The origin of this story has to do with the discovery in Mexico of a suitcase full of rolls and rolls of negatives and photos of the Spanish civil war, belonging to Robert Capa, Gerda Taro and David Saymour (Chim). Waiting for Robert Capa starts off in one of those photographs. I’m referring to a picture of a very young Gerda Taro, who is asleep in a narrow bed and wearing Capa’s pajamas. Behind all my novels there is always an image that haunts me. That is how I work; that is my “Mark of Zorro”.

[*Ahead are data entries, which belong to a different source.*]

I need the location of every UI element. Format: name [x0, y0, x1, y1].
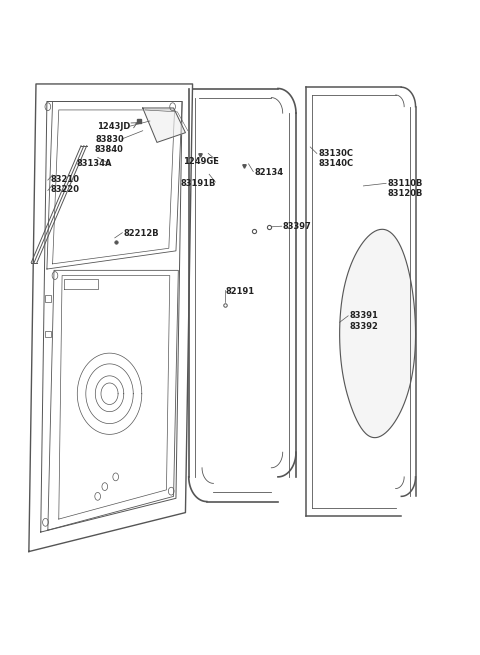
Text: 83830: 83830: [95, 135, 124, 143]
Text: 83392: 83392: [349, 322, 378, 331]
Text: 83220: 83220: [50, 185, 79, 195]
Polygon shape: [143, 108, 185, 142]
Text: 1249GE: 1249GE: [183, 157, 219, 166]
Bar: [45, 331, 51, 337]
Text: 82212B: 82212B: [124, 229, 159, 238]
Text: 83840: 83840: [95, 145, 124, 154]
Text: 83130C: 83130C: [318, 149, 353, 158]
Text: 82134: 82134: [254, 168, 283, 178]
Text: 83391: 83391: [349, 311, 378, 320]
Bar: [45, 295, 51, 301]
Text: 83110B: 83110B: [387, 179, 422, 188]
Text: 83397: 83397: [283, 222, 312, 231]
Polygon shape: [340, 229, 416, 438]
Text: 83191B: 83191B: [181, 179, 216, 188]
Text: 83134A: 83134A: [76, 159, 112, 168]
Text: 83210: 83210: [50, 175, 79, 184]
Text: 83140C: 83140C: [318, 159, 353, 168]
Text: 1243JD: 1243JD: [97, 122, 131, 130]
Text: 82191: 82191: [226, 288, 255, 296]
Text: 83120B: 83120B: [387, 189, 422, 198]
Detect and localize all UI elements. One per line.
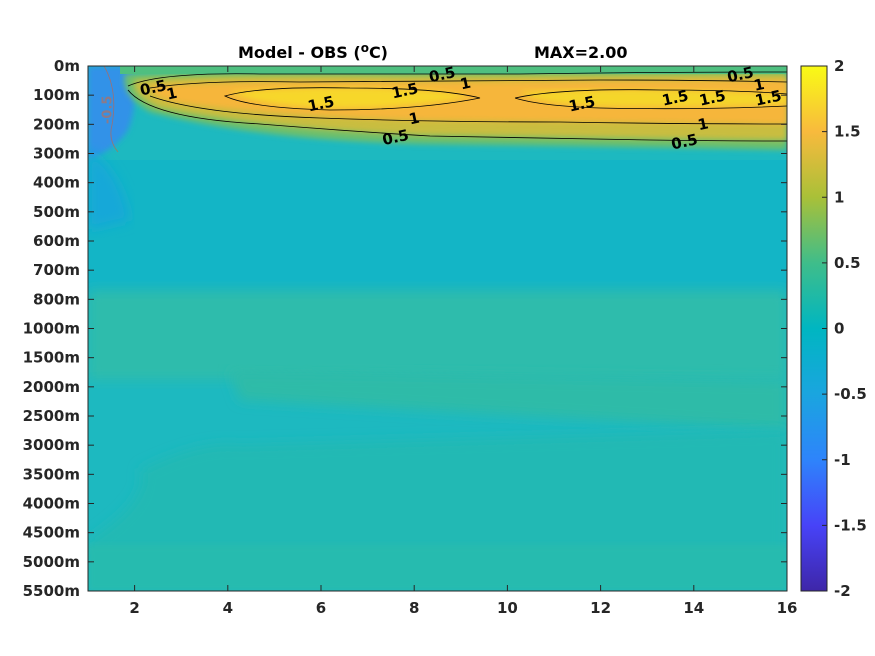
x-tick-label: 16 [777,599,798,617]
bottom-band [88,545,787,591]
contour-label: 1 [696,114,710,134]
y-tick-label: 4500m [23,524,80,542]
contour-label: -0.5 [101,96,116,124]
colorbar-tick-label: 1 [834,188,844,206]
y-tick-label: 400m [33,174,80,192]
y-tick-label: 800m [33,290,80,308]
abyssal-tongue [88,430,787,560]
y-axis: 0m 100m 200m 300m 400m 500m 600m 700m 800m 1000m 1… [23,57,787,600]
warm-core-15-b [520,89,787,107]
contour-1-lower [149,95,787,125]
contour-label: 1.5 [567,92,597,115]
contour-label: 0.5 [726,63,756,86]
y-tick-label: 0m [54,57,80,75]
contour-label: 0.5 [670,130,700,153]
y-tick-label: 1000m [23,320,80,338]
x-tick-label: 8 [409,599,419,617]
cold-anomaly-left-outer [88,150,130,230]
colorbar-tick-label: 0.5 [834,254,861,272]
y-tick-label: 500m [33,203,80,221]
contour-0.5-lower [127,89,787,142]
colorbar-ticks: 2 1.5 1 0.5 0 -0.5 -1 -1.5 -2 [822,57,867,600]
deep-warm-tongue [230,370,787,430]
colorbar-tick-label: -1 [834,451,851,469]
contour-label: 1 [165,84,179,104]
colorbar-tick-label: -1.5 [834,516,867,534]
contour-1.5-b [514,89,787,110]
contour-label: 1 [752,75,766,95]
colorbar-tick-label: -0.5 [834,385,867,403]
contour-label: 0.5 [427,63,457,86]
deep-band [88,290,787,380]
upper-warm-fringe [120,66,787,74]
y-tick-label: 1500m [23,349,80,367]
contour-neg-0.5 [103,66,119,153]
y-tick-label: 2500m [23,407,80,425]
cold-anomaly-left [88,66,135,160]
max-label: MAX=2.00 [534,43,628,62]
x-tick-label: 12 [590,599,611,617]
colorbar-tick-label: 2 [834,57,844,75]
y-tick-label: 100m [33,86,80,104]
y-tick-label: 3000m [23,436,80,454]
contour-label: 1.5 [306,92,336,115]
title-unit-end: C) [369,43,388,62]
chart-title: Model - OBS (oC) [238,41,388,62]
contour-0.5-upper [127,71,787,87]
contour-label: 1.5 [390,79,420,102]
y-tick-label: 200m [33,115,80,133]
contour-label: 1.5 [753,87,783,110]
y-tick-label: 5000m [23,553,80,571]
x-tick-label: 2 [129,599,139,617]
x-axis: 2 4 6 8 10 12 14 16 [129,66,797,617]
y-tick-label: 700m [33,261,80,279]
contour-1-upper [149,79,787,89]
colorbar-tick-label: -2 [834,582,851,600]
contour-1.5-a [223,87,481,111]
y-tick-label: 2000m [23,378,80,396]
title-unit-sup: o [361,41,369,55]
y-tick-label: 300m [33,145,80,163]
x-tick-label: 4 [223,599,233,617]
y-tick-label: 600m [33,232,80,250]
contour-labels: 0.51 1.51.50.5 110.51.5 1.5 1.50.511.510.5-0… [101,63,784,153]
contour-label: 0.5 [381,126,411,149]
y-tick-label: 4000m [23,495,80,513]
colorbar-tick-label: 0 [834,320,844,338]
contour-label: 0.5 [138,76,168,99]
y-tick-label: 3500m [23,465,80,483]
contour-label: 1 [458,74,472,94]
contour-label: 1 [407,109,421,129]
warm-core-15-a [230,87,470,108]
colorbar-tick-label: 1.5 [834,123,861,141]
y-tick-label: 5500m [23,582,80,600]
x-tick-label: 6 [316,599,326,617]
plot-area [88,66,787,591]
x-tick-label: 14 [683,599,704,617]
contour-label: 1.5 [660,87,690,110]
x-tick-label: 10 [497,599,518,617]
mid-depth-band [88,160,787,300]
contour-label: 1.5 [698,87,728,110]
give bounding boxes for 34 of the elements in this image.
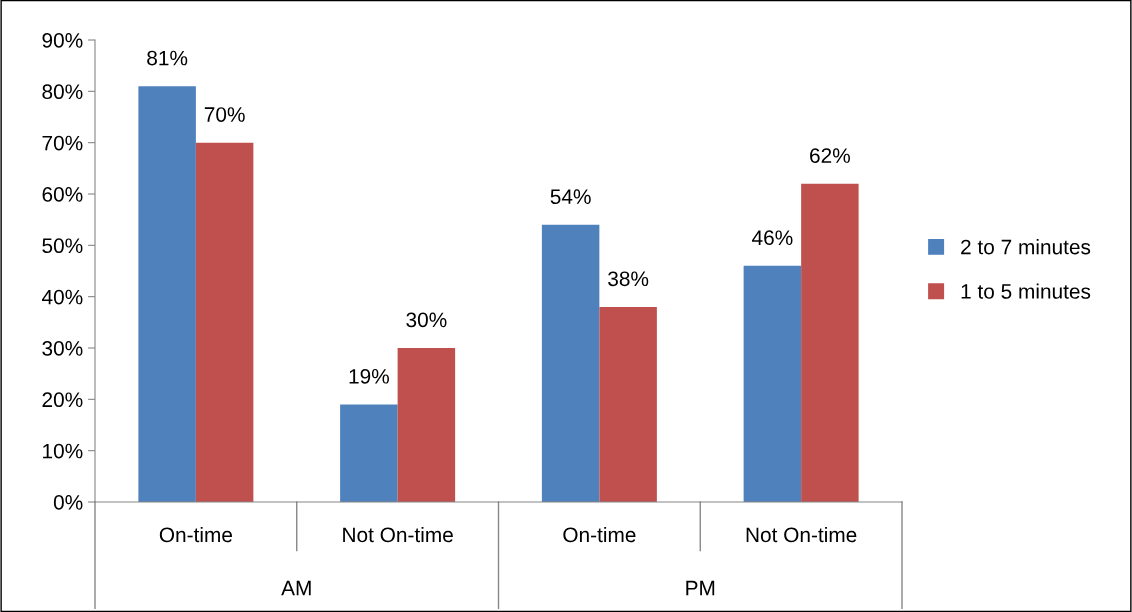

Capa’s real name was André Friedman. At the age of 17, while still a high-school student, he was arrested in Budapest during a student march against the dictatorship of Admiral Horthy and had to flee the country. His mother bought him a couple of shirts, some baggy trousers and a pair of boots with double soles and put him on a train. From then on, he wandered from hotel to hotel, from country to country and from war to war… He was a survivor. As his friend Cartier-Bresson said, “Capa was not a theoretical thinker or an intellectual, but an incredibly intuitive photographer who saw things before they happened; a born player.” He himself explained this during his participation in the Allied landing on the beaches of Normandy with the E Company of the 116th Regiment, “A war correspondent has the ultimate wager in his hands; his own life, and he will gamble on one horse or another, or put it back in his pocket at the last moment. I’m a player. I decided to come with the first wave.”
He was courageous, of that there is no doubt, rather cocky, ambitious, seductive and of course, quite vain, wild and with an inborn ability to always land on his feet. Or almost always. His soul was broken by the Spanish civil war and the death of Gerda Taro, the love of his life. He was never the same afterwards and became more nihilistic, more desperate and more lonesome. He swore to himself that he would never fall in love like that again. And he kept his promise. There were other women, of course, some of them truly beautiful, such as Ingrid Bergman. He was gallant to all of them and lived up to his reputation as a seducer, whilst at the same time avoiding any form of tie or commitment. Flirting was his way of staying alive, treating life as a joke when nothing was of consequence to him. However, he never loved anyone the same way he loved the Jew, whose mocking smile could not be erased, not even by a battery of double whiskies.
Gerda Taro was run down by a tank in the summer of 1937, after surviving the worst battle in the war. Capa was never the same after her death and never forgave himself for not being at her side at the end. In his book Death in the Making, he wrote the following dedication: “For Gerda Taro, who spent one year at the Spanish front and who stayed on.” Robert Capa lived long enough to photograph many more wars, including the Second World War and the horror of the postcolonial conflicts. He died in May 1954 after treading on a landmine during the Indochina war. Before the ground exploded beneath his feet on the Tai-Binh road, he might have had time to turn his gaze back to Spain for a split second, to that part of his memory in which he and Gerda, both very young, were returning together from the front along a dirt track, their cameras at their sides and a tripod slung from his shoulder. Smiling.